The town feels like it is inhabited by one big family. On our way to visit the burnt-out office of the delegation, we meet a young Salafi. He gently grabs my bag from the ground and walks away with it. Then he turns around, laughing about his joke, and gives me a hug.
A year after the revolution, Safouane complained about the mayor’s office of the district. "His system was not legitimate," Safouane says. In response, the authorities put out a search warrant for Safouane, but he stayed hidden in Bouzaiane for more than a year. "It worked like a cocoon. The police couldn’t enter. And if they did, they wouldn’t have dared to come for me."
Meanwhile, the mayor asked for a transfer. There hasn't been a mayor since. On the blackened wall of the deserted administration building, someone tagged a message: "Thank you people, please continue until the end."
Today, they still regularly "go to Sidi Bouzid to get the regional governor ousted", Safouane says as if he talked about going grocery shopping.
From Tunisia to Wall Street
Bouzaiane has a long tradition of protest and revolutionary sacrifice. The town took its name from independence fighter Houcine Bouzaiane, whose death immediately following independence from France remains unexplained. Four years ago, on 24 December 2010, as the first signs of popular revolt stirred, Bouzaiane gave the revolution its first dead, two young men killed by police, after 1,800 policemen had rushed to the town of 6,000.

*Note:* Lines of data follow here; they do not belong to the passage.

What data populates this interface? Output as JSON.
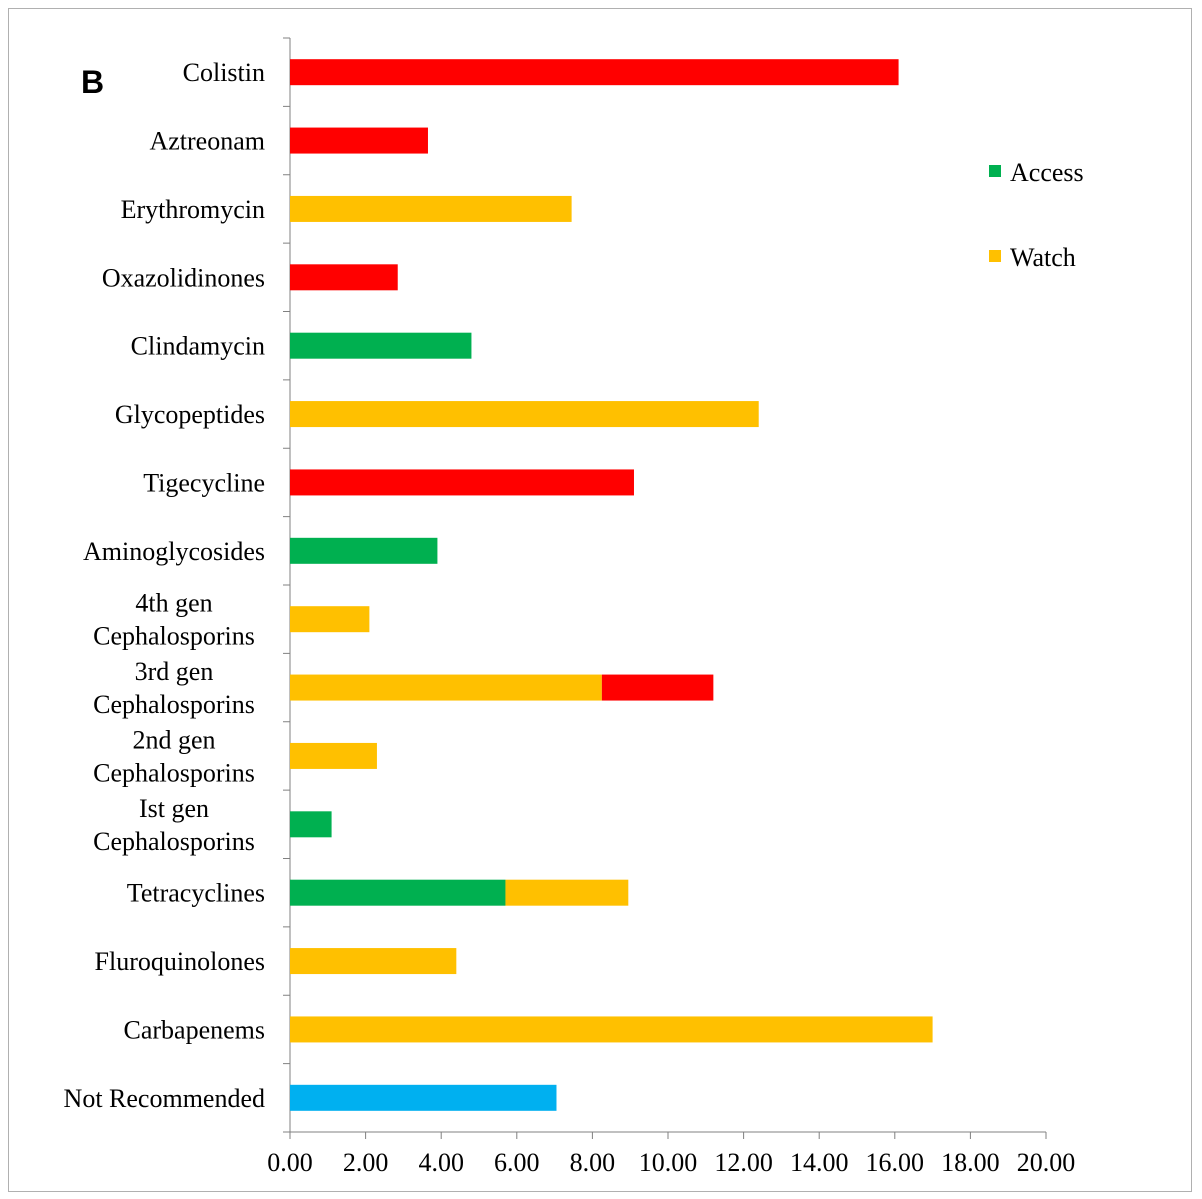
{
  "panel_label": "B",
  "chart_data": {
    "type": "bar",
    "orientation": "horizontal",
    "stacked": true,
    "title": "",
    "xlabel": "",
    "ylabel": "",
    "xlim": [
      0,
      20
    ],
    "x_ticks": [
      "0.00",
      "2.00",
      "4.00",
      "6.00",
      "8.00",
      "10.00",
      "12.00",
      "14.00",
      "16.00",
      "18.00",
      "20.00"
    ],
    "grid": false,
    "legend_position": "right",
    "categories": [
      [
        "Colistin"
      ],
      [
        "Aztreonam"
      ],
      [
        "Erythromycin"
      ],
      [
        "Oxazolidinones"
      ],
      [
        "Clindamycin"
      ],
      [
        "Glycopeptides"
      ],
      [
        "Tigecycline"
      ],
      [
        "Aminoglycosides"
      ],
      [
        "4th  gen",
        "Cephalosporins"
      ],
      [
        "3rd gen",
        "Cephalosporins"
      ],
      [
        "2nd  gen",
        "Cephalosporins"
      ],
      [
        "Ist gen",
        "Cephalosporins"
      ],
      [
        "Tetracyclines"
      ],
      [
        "Fluroquinolones"
      ],
      [
        "Carbapenems"
      ],
      [
        "Not Recommended"
      ]
    ],
    "series": [
      {
        "name": "Access",
        "color": "#00b050",
        "in_legend": true,
        "values": [
          0,
          0,
          0,
          0,
          4.8,
          0,
          0,
          3.9,
          0,
          0,
          0,
          1.1,
          5.7,
          0,
          0,
          0
        ]
      },
      {
        "name": "Watch",
        "color": "#ffc000",
        "in_legend": true,
        "values": [
          0,
          0,
          7.45,
          0,
          0,
          12.4,
          0,
          0,
          2.1,
          8.25,
          2.3,
          0,
          3.25,
          4.4,
          17.0,
          0
        ]
      },
      {
        "color": "#ff0000",
        "in_legend": false,
        "values": [
          16.1,
          3.65,
          0,
          2.85,
          0,
          0,
          9.1,
          0,
          0,
          2.95,
          0,
          0,
          0,
          0,
          0,
          0
        ]
      },
      {
        "color": "#00b0f0",
        "in_legend": false,
        "values": [
          0,
          0,
          0,
          0,
          0,
          0,
          0,
          0,
          0,
          0,
          0,
          0,
          0,
          0,
          0,
          7.05
        ]
      }
    ]
  }
}
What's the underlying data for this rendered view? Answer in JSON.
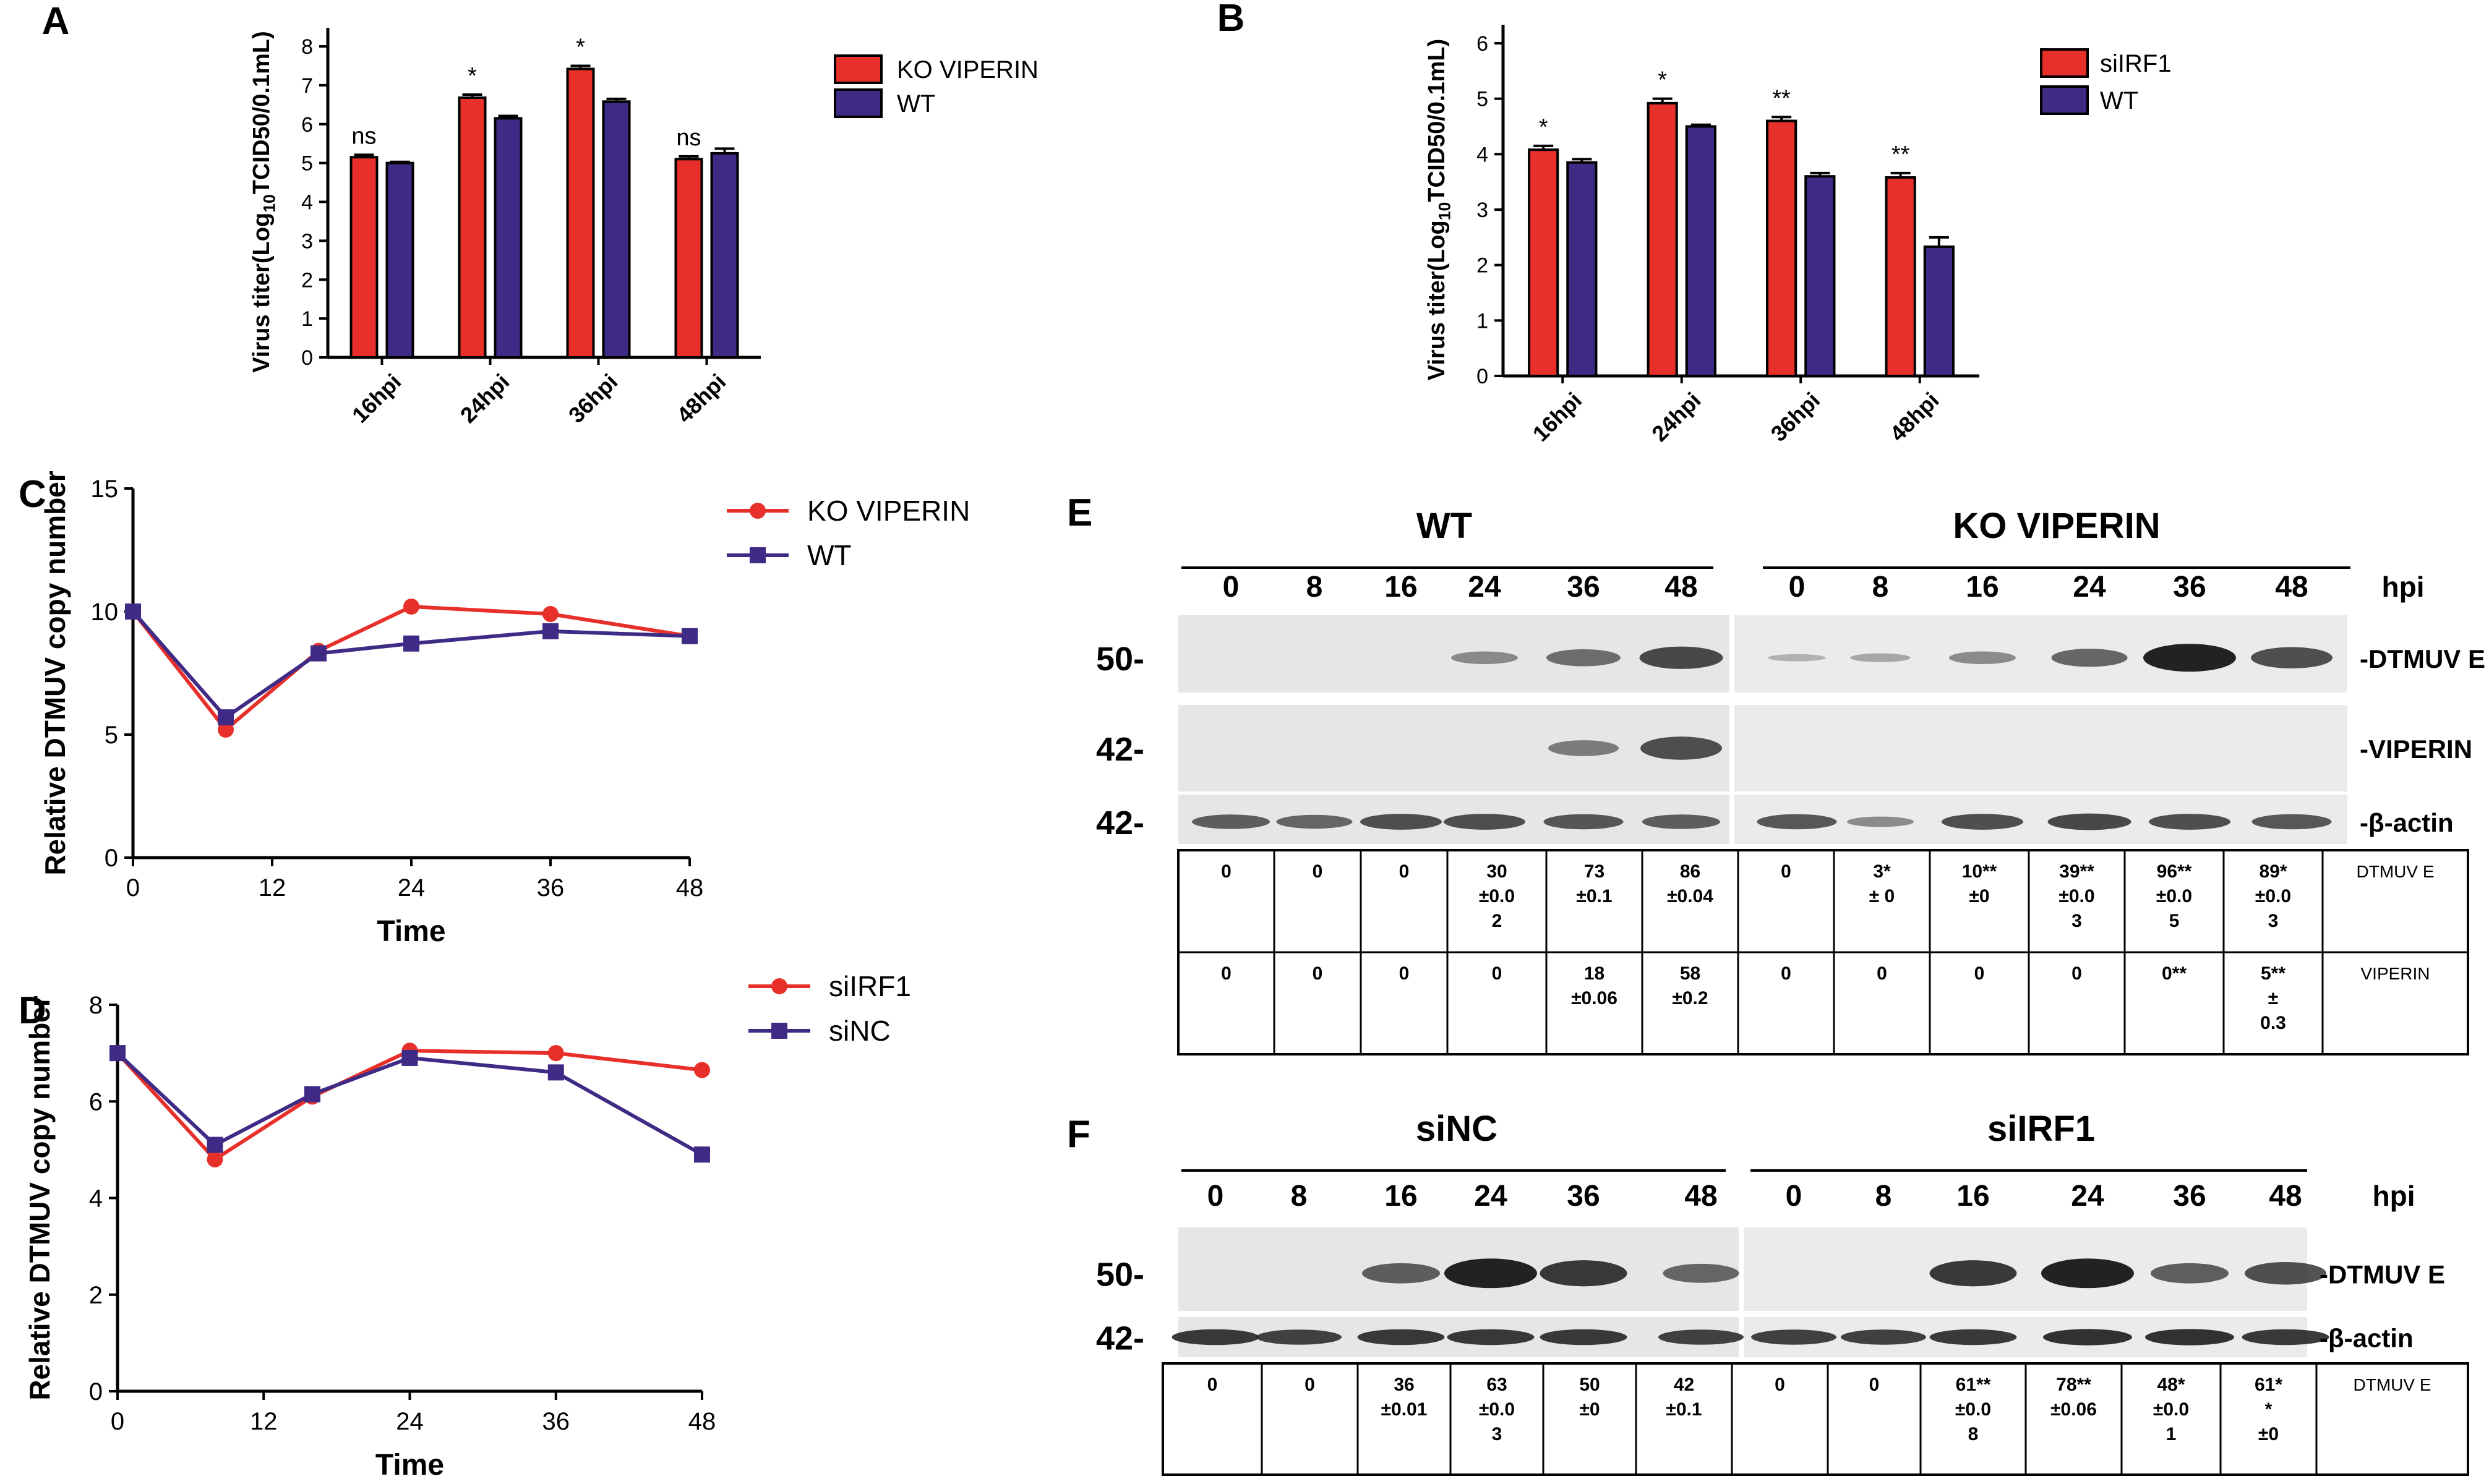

Menzel Bouzaiane has been a hotspot for dissent [AFP] |
The people of Bouzaiane also came up with the slogan of the revolution. "Al-shaab yurid isqat al-nidham” – "The people want the fall of the system". Months later, the Occupy Wall Street movement took over the words in their original version. The owner of one of Bouzaiane’s cafés still greets all his customers with a smiling, "Al-shaab yurid".
They want to defend their freedom of expression against injustice. Jacer, Safouane and their friends could talk for hours. Hundreds of hectares of abandoned agricultural land around Bouzaiane belong to the state. The state, Jacer says, won't even give them up to farmers on credit. "They are waiting for a millionaire to take it all over."
Sometimes, authorities blame the lack of investment on the behaviour of the protestors. "But that’s exactly what we are protesting for: investment," Safouane bursts out. A paradox.
A couple of rich investors did seem keen at one point, but the locals are none too keen on them. The 'businessmen' would receive help from the state to establish a company. Like "that one guy". He announced a new brick factory in the neighbouring clay hills. After he built a few walls, he received his financial support from the government. And then he left.
Another investor built a textile factory. He made money from generous state incentives. To do so, he would fire employees – all women – after a year at work and hire new ones. When the inhabitants helped the women build a workers' union, the investor threatened to leave. They sued. In the end, he had to stay. For once, justice was on their side.
In Bouzaiane, everything seems to revolve around "true justice". The governor once offered to intervene with the judge on all the current trials against inhabitants if they "keep quiet for a while". They refused. Instead, they went to protest against his corruption and "ousted" him.
Four years and two elections after the revolution, the pirate town is one of a handful that continue to regulate themselves. Safouane was on trial that week, for burning down the police station, hitting the mayor and flag burning. He denies everything. The courthouse expected a turnout from all corners of the inner regions.
The trial was postponed until February.